- Origin: Glasgow, Scotland
- Genres: Folk rock
- Years active: 1965–1971
- Label: Transatlantic
- Past members: Billy Connolly Gerry Rafferty Tam Harvey

= The Humblebums =

Scottish band (1965–1971)

The Humblebums were a Scottish folk rock band, based in Glasgow. Its members included Billy Connolly, who later became a stand-up comedian and actor; guitarist Tam Harvey; and singer-songwriter Gerry Rafferty. The band was active from 1965 to 1971.

==Career==
Connolly co-founded the band with Tam Harvey in 1965, and played in the pubs and clubs around Glasgow, most notably the Scotia Bar on Stockwell Street. Connolly sang, played banjo and guitar, and entertained the audience with his humorous introductions to the songs. Harvey was an accomplished bluegrass guitarist. A first album, First Collection of Merry Melodies, was released in February 1969.

Rafferty joined later in 1969 and for a short time they performed as a trio. However, the nature of the act had changed and Harvey departed shortly afterwards.

The remaining duo broke up in the early 1970s after recording two more Humblebums albums of material: The New Humblebums and Open Up the Door, the former graced by a cover by John Byrne, marking the beginning of a long working relationship between Byrne and Rafferty. In 1970, the single "Shoeshine Boy" became a small hit in the Netherlands.

Connolly embarked on a solo career while Rafferty recorded a low-impact solo album, Can I Have My Money Back? Rafferty then formed Stealers Wheel with Joe Egan before eventually emerging as a major recording act with "Baker Street".

A number of songs performed by Connolly on his early comedy albums originated with the Humblebums, and actual Humblebums recordings also frequently turn up on Connolly compilations. A number of Humblebums recordings were reissued following Connolly's rise to international stardom. The Rafferty tracks from this period have been released in a variety of formats, some with just Humblebums material, others adding some or all of Can I Have My Money Back?

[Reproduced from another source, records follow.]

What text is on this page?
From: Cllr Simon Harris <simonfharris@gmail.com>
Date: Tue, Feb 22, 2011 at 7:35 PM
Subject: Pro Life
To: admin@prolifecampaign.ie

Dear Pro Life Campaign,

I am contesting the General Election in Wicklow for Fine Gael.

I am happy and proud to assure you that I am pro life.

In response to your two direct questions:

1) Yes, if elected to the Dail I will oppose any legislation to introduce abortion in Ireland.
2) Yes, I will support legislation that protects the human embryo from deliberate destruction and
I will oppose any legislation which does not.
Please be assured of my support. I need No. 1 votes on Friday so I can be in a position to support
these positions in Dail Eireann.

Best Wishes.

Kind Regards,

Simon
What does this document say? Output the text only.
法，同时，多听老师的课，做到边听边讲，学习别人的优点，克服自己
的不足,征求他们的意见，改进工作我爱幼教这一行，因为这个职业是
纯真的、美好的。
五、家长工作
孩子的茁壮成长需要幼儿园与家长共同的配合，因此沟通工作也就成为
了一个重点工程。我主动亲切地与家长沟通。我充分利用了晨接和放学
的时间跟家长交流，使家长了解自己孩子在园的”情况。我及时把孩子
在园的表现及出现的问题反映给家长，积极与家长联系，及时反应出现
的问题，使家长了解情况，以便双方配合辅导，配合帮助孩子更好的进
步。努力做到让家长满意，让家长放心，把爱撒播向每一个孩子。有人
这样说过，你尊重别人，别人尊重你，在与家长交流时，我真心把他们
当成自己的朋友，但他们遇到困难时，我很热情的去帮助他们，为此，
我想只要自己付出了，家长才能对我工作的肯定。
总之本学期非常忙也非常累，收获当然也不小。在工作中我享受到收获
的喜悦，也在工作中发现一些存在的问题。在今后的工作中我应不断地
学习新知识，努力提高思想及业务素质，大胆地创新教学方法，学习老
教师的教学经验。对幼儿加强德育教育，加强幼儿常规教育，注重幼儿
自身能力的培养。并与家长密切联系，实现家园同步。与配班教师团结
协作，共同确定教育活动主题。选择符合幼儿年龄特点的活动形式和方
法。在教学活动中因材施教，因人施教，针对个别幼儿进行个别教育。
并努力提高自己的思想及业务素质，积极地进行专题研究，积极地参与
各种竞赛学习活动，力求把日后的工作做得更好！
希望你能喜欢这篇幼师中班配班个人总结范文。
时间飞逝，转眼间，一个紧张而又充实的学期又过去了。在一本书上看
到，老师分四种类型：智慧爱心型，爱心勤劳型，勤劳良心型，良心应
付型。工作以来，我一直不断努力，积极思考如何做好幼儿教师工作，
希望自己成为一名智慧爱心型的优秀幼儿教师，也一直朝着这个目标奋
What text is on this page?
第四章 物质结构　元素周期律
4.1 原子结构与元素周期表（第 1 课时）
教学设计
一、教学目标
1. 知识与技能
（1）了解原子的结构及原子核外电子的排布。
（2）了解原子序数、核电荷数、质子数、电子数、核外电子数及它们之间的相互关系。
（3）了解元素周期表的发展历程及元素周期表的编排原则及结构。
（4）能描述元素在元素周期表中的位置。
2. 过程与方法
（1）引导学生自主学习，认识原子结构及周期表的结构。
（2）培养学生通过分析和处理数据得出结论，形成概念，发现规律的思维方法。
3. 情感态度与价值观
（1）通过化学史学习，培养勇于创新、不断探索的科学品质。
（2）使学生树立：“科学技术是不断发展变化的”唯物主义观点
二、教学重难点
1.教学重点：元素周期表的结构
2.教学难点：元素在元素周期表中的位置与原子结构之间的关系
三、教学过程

Gerry Rafferty died on 4 January 2011, at the age of 63. Tam Harvey died on 17 December 2021.

==Musical style==
According to Richie Unterberger, the Humblebums were a "subdued, somewhat folk-rock duo". High Fidelity also described them as "folk-rockers", whose sound "falls somewhere between the Sarstedt brothers and Cat Stevens. Their songs all combine interesting lyrics, usually with a story line, and sprightly melodies."

==Discography==
===Albums===
- First Collection of Merry Melodies (Transatlantic TRA186, February 1969)
Billy Connolly (vocals, guitar, banjo), Tam Harvey (guitar, mandolin) with Ronnie Rae (bass)
- The New Humblebums (Transatlantic TRA201, September 1969)
Billy Connolly, Gerry Rafferty
- Open Up the Door (Transatlantic TRA218, June 1970)
Billy Connolly, Gerry Rafferty

===Singles===
- "Saturday Round About Sunday" (BIG122, 1969)
- "Shoeshine Boy" (1970, written by Rafferty) / "My Apartment" (written by Connolly)

===Compilation albums===
- Gerry Rafferty (Transatlantic TRA270, 1974) compilation album from the second and third Humblebums albums
- The Complete Humblebums (Transatlantic TRA288, 1974) 3 LPs
- The Humblebums (MTRA2008, 1979)
- The Best of the Humblebums (Pulse PDSCD542, 1996) 2-CD set
- The Humblebums (ESMCD498, 1997) single disc containing all of the second and third albums
- Please Sing a Song for Us: The Transatlantic Anthology (Castle CMDDD1211, 2005) 2-CD set of all three albums, singles tracks (single version of 'Saturday Round About Sunday' and B-side 'Bed of Mossy Green', with previously unreleased material (five out-takes from the 'Open Up the Door' sessions) and four tracks from a Radio 1 session.
 This set (now out of print) was re-released (Talking Elephant TECD 400, 2018) minus the four Radio 1 Session tracks.